EC suspected Luxembourg of illegally providing tax incentives to French Engie

09/19/2016 - 14:45

The European Commission (EC) announced start of proceedings on a taxation scheme accorded to French power and gas group GDF Suez (now called Engie) in Luxembourg.

"The Commission has a reason to believe that some of decision of Luxembourg’s tax authorities, contrary to the EU rules of the state support, could give GDF Suez an unfair advantage over other companies" - said the European Commission in a statement.

According to preliminary estimates of the EC, decisions of Luxembourg could provide GDF Suez with tax benefits not available to other companies, subject to the same tax rules.

"We will carefully study the tax decisions awarded in Luxembourg to GDF Suez. It seems that they are contrary to the national taxation rules, and allow GDF Suez to pay less than other companies", - explained European Commissioner for competition Margrethe Vestager, quoted by press service of the EC.

The investigation includes several subsidiaries of GDF Suez group, created in Luxembourg.

In early August, it became known that partners in "Nord Stream - 2" twin pipeline system (Engie, Gazprom, OMV, Shell, Uniper and Wintershall) decided not to create a consortium in Poland. The union was opposed by the Polish anti-monopoly regulator UOKiK.

Earlier, it was reported that Engie plans to cut about 1,150 jobs, or about 20% of the staff of various support services in France, according to L'Expansion. The company’s LNG unit can record annual loss after a slump in the first half of the year.

Engie, in particular, plans to cut 600 jobs at its call-centers, 250 - in the sales department, 200 - in the IT-department, and possibly about 100 jobs in the trade division. The company, however, is not commenting on this information.

LNG industry in Europe is now in a difficult situation due to low gas prices and excess capacity of LNG terminals.

As of the end of 2015, the total number of Engie employees worldwide amounted to 155 thousand people, of whom 74 thousand were located in France.

Earlier this year, the company announced its intention to cut costs by € 1 billion by 2018.

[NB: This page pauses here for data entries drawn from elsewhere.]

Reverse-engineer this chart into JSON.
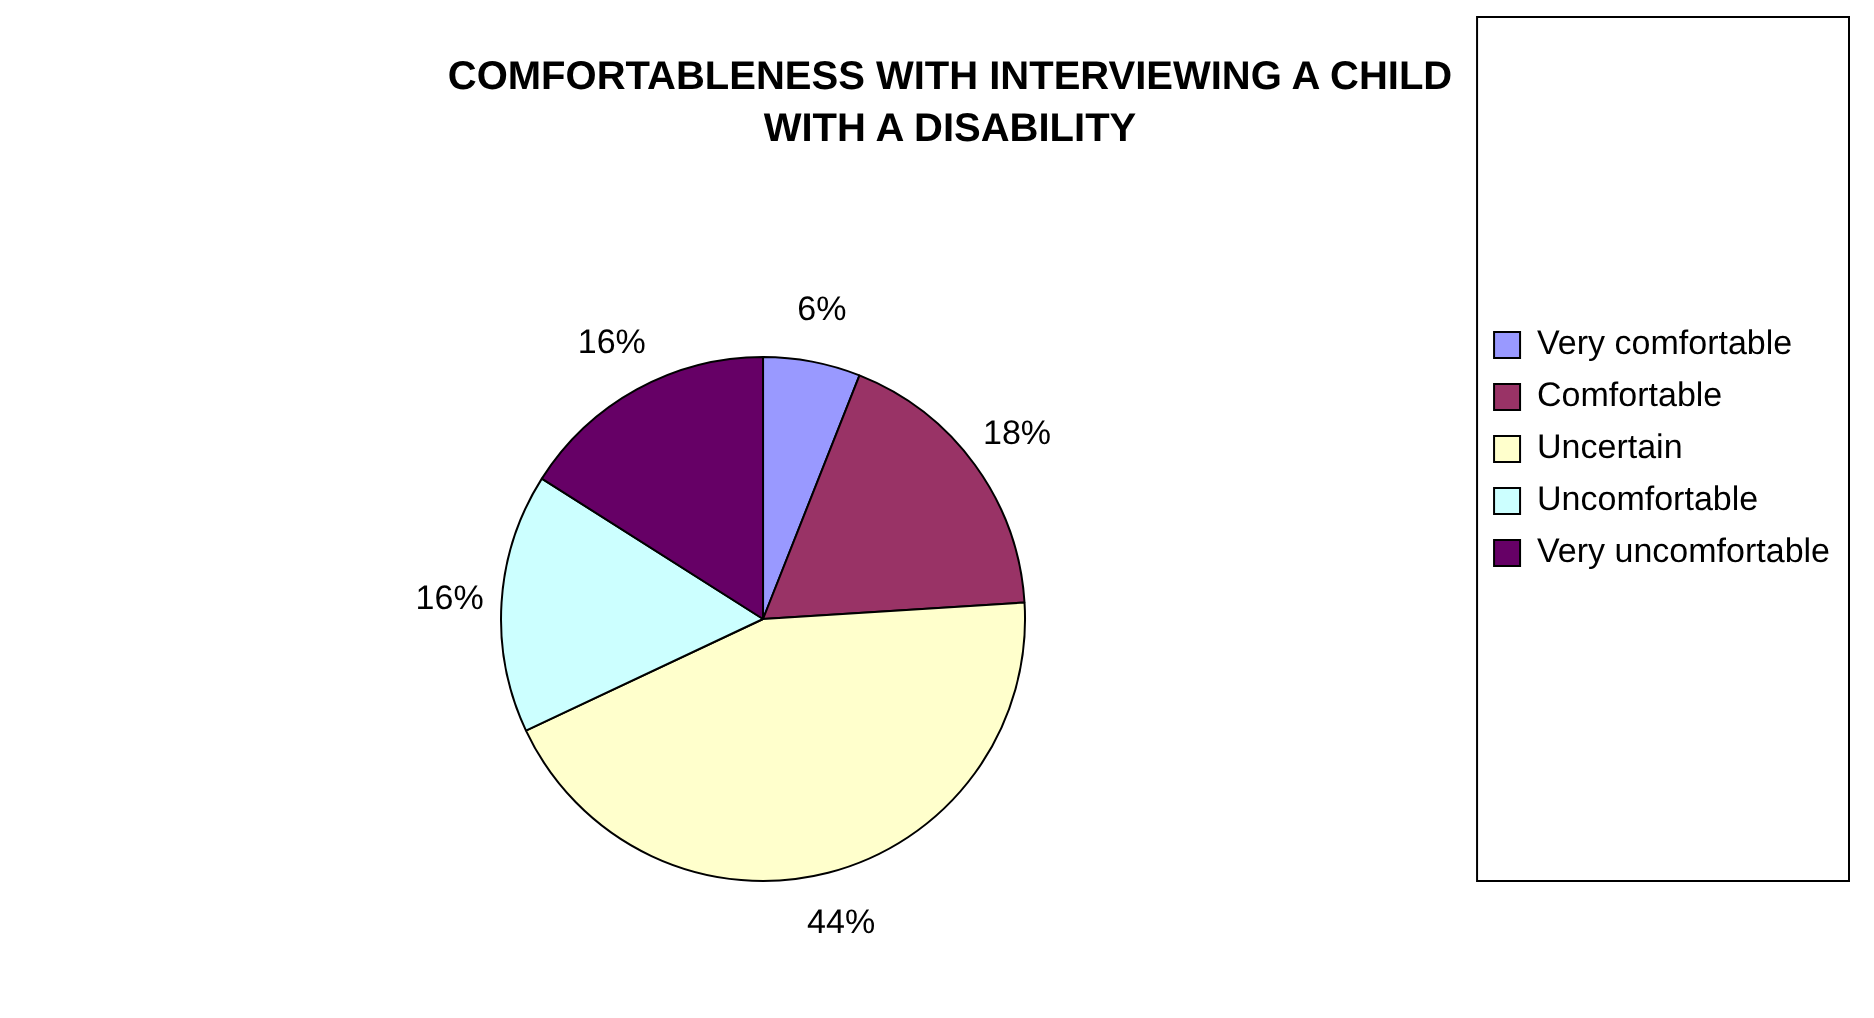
{
  "chart_data": {
    "type": "pie",
    "title": "COMFORTABLENESS WITH INTERVIEWING A CHILD WITH A DISABILITY",
    "categories": [
      "Very comfortable",
      "Comfortable",
      "Uncertain",
      "Uncomfortable",
      "Very uncomfortable"
    ],
    "values": [
      6,
      18,
      44,
      16,
      16
    ],
    "value_labels": [
      "6%",
      "18%",
      "44%",
      "16%",
      "16%"
    ],
    "colors": [
      "#9999ff",
      "#993366",
      "#ffffcc",
      "#ccffff",
      "#660066"
    ],
    "legend": "right"
  }
}
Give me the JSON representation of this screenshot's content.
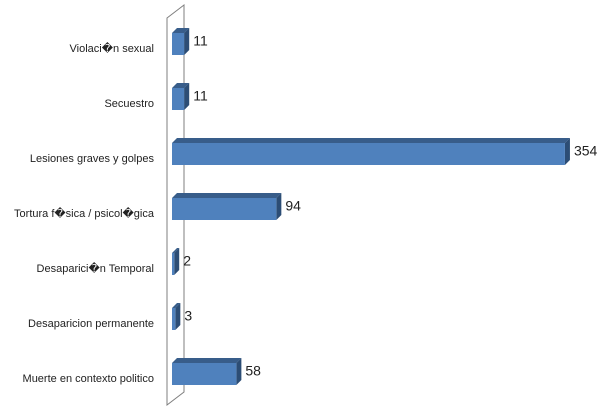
{
  "chart_data": {
    "type": "bar3d_horizontal",
    "categories": [
      "Violaci�n sexual",
      "Secuestro",
      "Lesiones graves y golpes",
      "Tortura f�sica / psicol�gica",
      "Desaparici�n Temporal",
      "Desaparicion permanente",
      "Muerte en contexto politico"
    ],
    "values": [
      11,
      11,
      354,
      94,
      2,
      3,
      58
    ],
    "color": "#4f81bd"
  }
}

Luxembourg is a small country with a population of only 550 thousand inhabitants. However, there are about 50 thousand companies, many of which are part of multinational corporations. Low taxes is what they find attractive in Luxembourg.

Foreign companies in Luxembourg have access to tax incentives and holding structures, through which they can reduce their tax payments to almost zero. Often, they also do not pay (or pay, but very small) taxes on royalties, dividends, interest, income from liquidations or capital gains.

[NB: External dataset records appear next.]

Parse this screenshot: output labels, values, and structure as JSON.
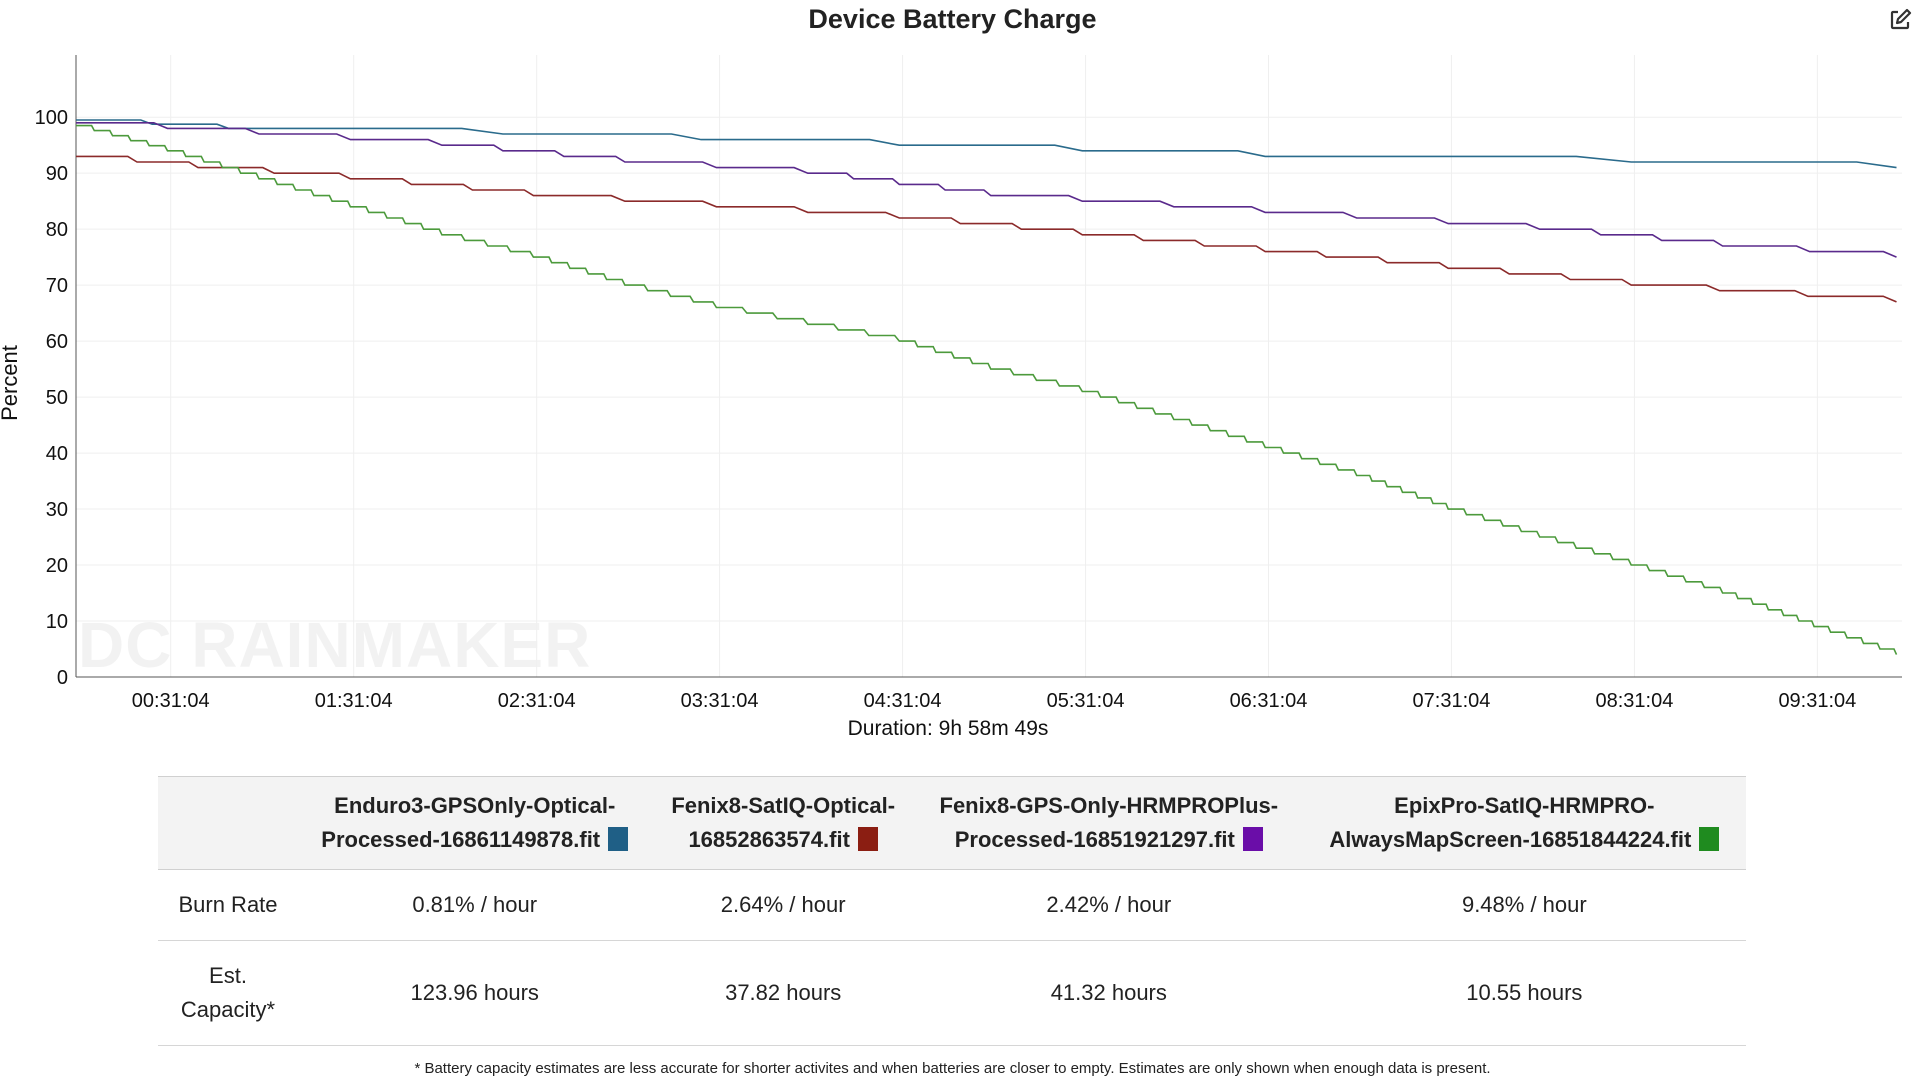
{
  "chart_data": {
    "type": "line",
    "title": "Device Battery Charge",
    "ylabel": "Percent",
    "xlabel": "Duration: 9h 58m 49s",
    "ylim": [
      0,
      100
    ],
    "xlim_seconds": [
      0,
      35929
    ],
    "yticks": [
      "0",
      "10",
      "20",
      "30",
      "40",
      "50",
      "60",
      "70",
      "80",
      "90",
      "100"
    ],
    "xticks": [
      "00:31:04",
      "01:31:04",
      "02:31:04",
      "03:31:04",
      "04:31:04",
      "05:31:04",
      "06:31:04",
      "07:31:04",
      "08:31:04",
      "09:31:04"
    ],
    "grid": true,
    "series": [
      {
        "name": "Enduro3-GPSOnly-Optical-Processed-16861149878.fit",
        "color": "#2a6b8c",
        "x": [
          "00:00:00",
          "00:50:00",
          "02:20:00",
          "04:30:00",
          "06:30:00",
          "08:30:00",
          "09:57:00"
        ],
        "y": [
          99.5,
          98,
          97,
          95,
          93,
          92,
          91
        ]
      },
      {
        "name": "Fenix8-SatIQ-Optical-16852863574.fit",
        "color": "#8b2a2a",
        "x": [
          "00:00:00",
          "00:40:00",
          "01:30:00",
          "02:30:00",
          "03:30:00",
          "04:30:00",
          "05:30:00",
          "06:30:00",
          "07:30:00",
          "08:30:00",
          "09:57:00"
        ],
        "y": [
          93,
          91,
          89,
          86,
          84,
          82,
          79,
          76,
          73,
          70,
          67
        ]
      },
      {
        "name": "Fenix8-GPS-Only-HRMPROPlus-Processed-16851921297.fit",
        "color": "#5a2a8c",
        "x": [
          "00:00:00",
          "01:00:00",
          "02:00:00",
          "03:00:00",
          "04:00:00",
          "05:00:00",
          "06:00:00",
          "07:00:00",
          "08:00:00",
          "09:00:00",
          "09:57:00"
        ],
        "y": [
          99,
          97,
          95,
          92,
          90,
          86,
          84,
          82,
          80,
          77,
          75
        ]
      },
      {
        "name": "EpixPro-SatIQ-HRMPRO-AlwaysMapScreen-16851844224.fit",
        "color": "#4c9a3c",
        "x": [
          "00:00:00",
          "00:30:00",
          "01:00:00",
          "01:30:00",
          "02:00:00",
          "02:30:00",
          "03:00:00",
          "03:30:00",
          "04:00:00",
          "04:30:00",
          "05:00:00",
          "05:30:00",
          "06:00:00",
          "06:30:00",
          "07:00:00",
          "07:30:00",
          "08:00:00",
          "08:30:00",
          "09:00:00",
          "09:30:00",
          "09:57:00"
        ],
        "y": [
          98.5,
          94,
          89,
          84,
          79,
          75,
          70,
          66,
          63,
          60,
          55,
          51,
          46,
          41,
          36,
          30,
          25,
          20,
          15,
          9,
          4
        ]
      }
    ]
  },
  "watermark": "DC RAINMAKER",
  "export_icon": "external-edit-icon",
  "table": {
    "headers": [
      {
        "line1": "Enduro3-GPSOnly-Optical-",
        "line2": "Processed-16861149878.fit",
        "color": "#1f5f86"
      },
      {
        "line1": "Fenix8-SatIQ-Optical-",
        "line2": "16852863574.fit",
        "color": "#8b1e12"
      },
      {
        "line1": "Fenix8-GPS-Only-HRMPROPlus-",
        "line2": "Processed-16851921297.fit",
        "color": "#6a0da8"
      },
      {
        "line1": "EpixPro-SatIQ-HRMPRO-",
        "line2": "AlwaysMapScreen-16851844224.fit",
        "color": "#1f8b1f"
      }
    ],
    "rows": [
      {
        "label1": "Burn Rate",
        "label2": "",
        "values": [
          "0.81% / hour",
          "2.64% / hour",
          "2.42% / hour",
          "9.48% / hour"
        ]
      },
      {
        "label1": "Est.",
        "label2": "Capacity*",
        "values": [
          "123.96 hours",
          "37.82 hours",
          "41.32 hours",
          "10.55 hours"
        ]
      }
    ]
  },
  "footnote": "* Battery capacity estimates are less accurate for shorter activites and when batteries are closer to empty. Estimates are only shown when enough data is present."
}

Tax policy in the European Union is still in the competence of individual states. Many of them see favorable prospects for attracting foreign investment, thus offering the most favorable conditions for the multinationals. Due to these conditions, Luxembourg is gradually becoming an international financial center.

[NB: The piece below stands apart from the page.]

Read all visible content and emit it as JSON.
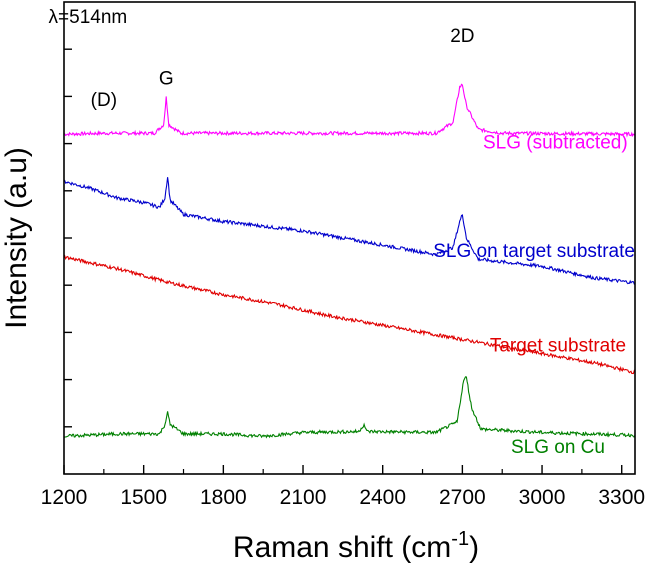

Recently, this issue has received enough attention. The reason was scandalous proceedings with such giants as Amazon, Starbucks, Google, Fiat Chrysler Automobiles. In recent years, the EU has been carrying out investigations to find whether any of Luxembourg’s deals with Amazon and Fiat Chrysler Automobiles violated rules for state subsidies of individual companies.

Under scrutiny are also Ireland and the Netherlands, suspected of creating special privileged conditions for individual companies.